Why Our Current Model for Healthcare Insurance Doesn’t Work
This week, I personally experienced why many people are so dissatisfied with their healthcare insurance. Yep, I said it AND I said it in the middle of a pandemic. Here's the deal though, the problem isn't our healthcare providers, it's healthcare insurance.
Let me explain. Last month I had the first mammogram I had had in four years. I had avoided it long enough and my doctor wasn't having it anymore. So like a good girl, I made my appointment and arrived for the always fun (NOT) experience of a mammogram on November 16th. Several days later I got a letter in the mail asking me to schedule another appointment for further imaging because, in a nutshell, I had something going on that they wanted to take a closer look at. Of course, in the ensuing weeks before I was able to get in for a follow up, my mind raced with all of the possible outcomes, even though I know better than borrowing trouble.
I finally had my follow up yesterday. And that follow up cost me just over $200. Thank goodness I had a credit card with me or I wouldn't have been able to be seen because payday wasn't until TODAY. If I hadn't had the credit card with me, I would have had to wait for several more weeks to be seen, worrying the entire time.

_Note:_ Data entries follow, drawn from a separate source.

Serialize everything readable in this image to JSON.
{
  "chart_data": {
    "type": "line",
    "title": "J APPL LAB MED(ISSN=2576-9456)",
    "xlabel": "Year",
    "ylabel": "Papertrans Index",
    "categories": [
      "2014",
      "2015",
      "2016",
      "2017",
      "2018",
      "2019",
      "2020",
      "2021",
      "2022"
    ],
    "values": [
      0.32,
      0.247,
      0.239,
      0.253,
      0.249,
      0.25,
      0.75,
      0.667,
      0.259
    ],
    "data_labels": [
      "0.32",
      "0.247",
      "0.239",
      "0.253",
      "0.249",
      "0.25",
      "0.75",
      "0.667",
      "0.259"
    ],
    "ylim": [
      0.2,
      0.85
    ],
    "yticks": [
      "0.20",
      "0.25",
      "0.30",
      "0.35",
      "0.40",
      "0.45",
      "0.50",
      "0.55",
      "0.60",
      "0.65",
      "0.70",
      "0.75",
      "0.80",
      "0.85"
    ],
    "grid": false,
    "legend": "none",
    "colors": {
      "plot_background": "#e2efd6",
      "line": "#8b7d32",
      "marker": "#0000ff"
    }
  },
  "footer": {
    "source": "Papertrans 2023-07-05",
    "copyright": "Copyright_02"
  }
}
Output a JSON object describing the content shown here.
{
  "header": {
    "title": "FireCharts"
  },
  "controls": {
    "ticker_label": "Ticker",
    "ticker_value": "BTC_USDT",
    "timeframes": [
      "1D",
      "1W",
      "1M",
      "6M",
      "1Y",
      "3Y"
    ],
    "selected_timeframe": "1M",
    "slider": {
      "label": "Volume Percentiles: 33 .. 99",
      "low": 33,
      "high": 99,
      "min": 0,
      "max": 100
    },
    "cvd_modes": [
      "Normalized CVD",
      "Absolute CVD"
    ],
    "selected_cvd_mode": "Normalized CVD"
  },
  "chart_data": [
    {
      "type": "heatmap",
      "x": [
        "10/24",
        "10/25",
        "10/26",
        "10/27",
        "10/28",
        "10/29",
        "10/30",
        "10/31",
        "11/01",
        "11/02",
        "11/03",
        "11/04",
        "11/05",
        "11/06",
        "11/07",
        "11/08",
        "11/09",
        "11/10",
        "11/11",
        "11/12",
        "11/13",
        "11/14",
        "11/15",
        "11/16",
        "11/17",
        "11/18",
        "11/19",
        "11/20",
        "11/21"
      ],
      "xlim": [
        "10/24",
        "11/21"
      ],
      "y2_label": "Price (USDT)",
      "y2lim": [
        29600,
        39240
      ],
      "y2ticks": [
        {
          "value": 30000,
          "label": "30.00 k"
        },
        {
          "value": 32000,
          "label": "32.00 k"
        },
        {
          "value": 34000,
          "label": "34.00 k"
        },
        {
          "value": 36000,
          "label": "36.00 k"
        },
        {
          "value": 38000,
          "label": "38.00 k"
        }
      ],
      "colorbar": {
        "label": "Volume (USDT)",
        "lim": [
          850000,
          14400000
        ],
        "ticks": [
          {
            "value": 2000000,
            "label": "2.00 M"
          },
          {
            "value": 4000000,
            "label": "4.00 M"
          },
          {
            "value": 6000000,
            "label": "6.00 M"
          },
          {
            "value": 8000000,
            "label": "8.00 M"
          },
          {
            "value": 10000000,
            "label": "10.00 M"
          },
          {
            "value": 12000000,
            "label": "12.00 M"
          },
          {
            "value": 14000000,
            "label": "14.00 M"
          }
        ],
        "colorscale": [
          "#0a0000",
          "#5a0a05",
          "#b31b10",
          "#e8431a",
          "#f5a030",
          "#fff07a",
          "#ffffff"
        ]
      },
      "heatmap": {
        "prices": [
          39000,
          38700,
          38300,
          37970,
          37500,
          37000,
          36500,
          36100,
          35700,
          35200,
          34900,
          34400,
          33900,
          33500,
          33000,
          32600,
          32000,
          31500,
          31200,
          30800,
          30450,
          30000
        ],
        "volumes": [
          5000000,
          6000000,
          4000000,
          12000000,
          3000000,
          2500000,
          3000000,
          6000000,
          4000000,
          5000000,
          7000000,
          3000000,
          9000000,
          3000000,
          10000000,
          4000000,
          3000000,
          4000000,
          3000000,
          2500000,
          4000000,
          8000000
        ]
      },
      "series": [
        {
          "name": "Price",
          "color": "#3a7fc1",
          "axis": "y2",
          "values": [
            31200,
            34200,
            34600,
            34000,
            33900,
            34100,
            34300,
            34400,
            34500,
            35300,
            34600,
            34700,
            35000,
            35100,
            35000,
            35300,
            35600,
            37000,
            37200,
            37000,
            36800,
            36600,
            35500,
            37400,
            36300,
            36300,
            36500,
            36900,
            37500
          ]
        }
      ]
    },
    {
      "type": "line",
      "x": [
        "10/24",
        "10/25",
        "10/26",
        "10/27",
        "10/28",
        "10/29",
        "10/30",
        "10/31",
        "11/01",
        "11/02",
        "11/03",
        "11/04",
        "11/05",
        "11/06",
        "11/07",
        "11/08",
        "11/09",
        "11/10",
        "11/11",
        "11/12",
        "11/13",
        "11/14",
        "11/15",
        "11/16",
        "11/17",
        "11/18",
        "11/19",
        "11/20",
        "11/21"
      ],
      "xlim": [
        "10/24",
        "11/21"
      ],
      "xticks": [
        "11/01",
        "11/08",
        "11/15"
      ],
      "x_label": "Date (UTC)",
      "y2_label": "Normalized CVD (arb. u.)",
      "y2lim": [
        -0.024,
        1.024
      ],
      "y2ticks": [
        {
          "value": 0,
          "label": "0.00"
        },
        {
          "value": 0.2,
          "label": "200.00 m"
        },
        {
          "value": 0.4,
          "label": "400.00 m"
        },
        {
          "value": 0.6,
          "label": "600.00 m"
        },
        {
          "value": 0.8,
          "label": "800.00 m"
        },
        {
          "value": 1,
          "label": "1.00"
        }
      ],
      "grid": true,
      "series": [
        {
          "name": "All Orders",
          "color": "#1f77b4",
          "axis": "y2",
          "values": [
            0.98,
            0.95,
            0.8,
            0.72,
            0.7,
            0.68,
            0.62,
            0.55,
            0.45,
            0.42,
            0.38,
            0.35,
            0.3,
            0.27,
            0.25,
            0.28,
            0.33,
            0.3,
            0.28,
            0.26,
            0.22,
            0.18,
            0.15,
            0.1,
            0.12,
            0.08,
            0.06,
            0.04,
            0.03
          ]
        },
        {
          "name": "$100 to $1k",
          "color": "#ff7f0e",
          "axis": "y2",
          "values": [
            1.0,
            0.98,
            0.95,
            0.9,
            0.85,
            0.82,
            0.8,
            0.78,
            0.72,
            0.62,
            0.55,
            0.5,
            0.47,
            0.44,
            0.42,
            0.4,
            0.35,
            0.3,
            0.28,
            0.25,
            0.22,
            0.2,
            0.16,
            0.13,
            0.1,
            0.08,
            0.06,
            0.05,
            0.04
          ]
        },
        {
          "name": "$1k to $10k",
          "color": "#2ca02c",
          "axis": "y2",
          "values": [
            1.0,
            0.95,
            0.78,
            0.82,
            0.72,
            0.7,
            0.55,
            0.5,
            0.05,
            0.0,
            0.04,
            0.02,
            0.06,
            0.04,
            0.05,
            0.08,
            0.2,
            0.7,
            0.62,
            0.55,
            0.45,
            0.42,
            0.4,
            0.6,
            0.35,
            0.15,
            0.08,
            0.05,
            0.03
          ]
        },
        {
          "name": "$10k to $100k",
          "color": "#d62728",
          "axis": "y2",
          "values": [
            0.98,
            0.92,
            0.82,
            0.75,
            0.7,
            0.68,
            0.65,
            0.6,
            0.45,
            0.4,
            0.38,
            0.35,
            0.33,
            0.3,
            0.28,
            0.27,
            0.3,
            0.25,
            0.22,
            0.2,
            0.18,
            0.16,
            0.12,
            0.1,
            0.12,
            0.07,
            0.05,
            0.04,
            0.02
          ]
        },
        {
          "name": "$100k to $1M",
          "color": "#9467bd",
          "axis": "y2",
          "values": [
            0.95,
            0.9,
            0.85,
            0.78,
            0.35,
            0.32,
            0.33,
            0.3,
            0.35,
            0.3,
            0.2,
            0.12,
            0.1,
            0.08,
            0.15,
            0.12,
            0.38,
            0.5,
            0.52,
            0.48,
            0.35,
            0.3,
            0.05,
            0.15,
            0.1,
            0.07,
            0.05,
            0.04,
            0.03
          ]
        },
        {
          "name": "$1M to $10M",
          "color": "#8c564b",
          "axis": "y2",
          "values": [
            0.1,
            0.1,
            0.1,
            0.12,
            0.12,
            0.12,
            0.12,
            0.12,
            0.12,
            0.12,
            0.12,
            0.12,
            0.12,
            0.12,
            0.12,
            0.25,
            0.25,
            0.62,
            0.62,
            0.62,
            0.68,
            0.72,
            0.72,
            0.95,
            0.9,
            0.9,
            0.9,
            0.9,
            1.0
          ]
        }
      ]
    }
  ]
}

I was then seen and the tech was fantastic and they were very thorough, bringing me back in for more imaging twice during my visit for more views to be reviewed by the radiologist. Thankfully, they decided not to biopsy the offending tissue, opting instead to keep a watch on it and have me back for another follow up in six months. It's really the best outcome I could have hoped for, so that's not what I'm complaining about. What I'm complaining about is having to pay for a follow-up diagnostic procedure when I should have only been responsible for a co-pay. Anyone in that position who had already been worrying for weeks would have paid any price that they named just to put off any more uncertainty. But doesn't this fall under the category of preventative care? Shouldn't they want us to have this type of diagnostic instead of having people skip it due to a lack of funds? I would think a few scans would be cheaper to pay for than the bills of someone with full blown breast cancer, right?
And in the state the world is today, what happens if I lose my job or I'm furloughed for some reason? I would now have a pre-existing condition and a nearly impossible time finding a plan that I could afford. Very, very sneaky.
I would think that healthcare insurance companies would want to support their members receiving every kind of preventative care they could, but who am I? After all, an ounce of prevention is worth a pound of cure. I'd love to hear your thoughts!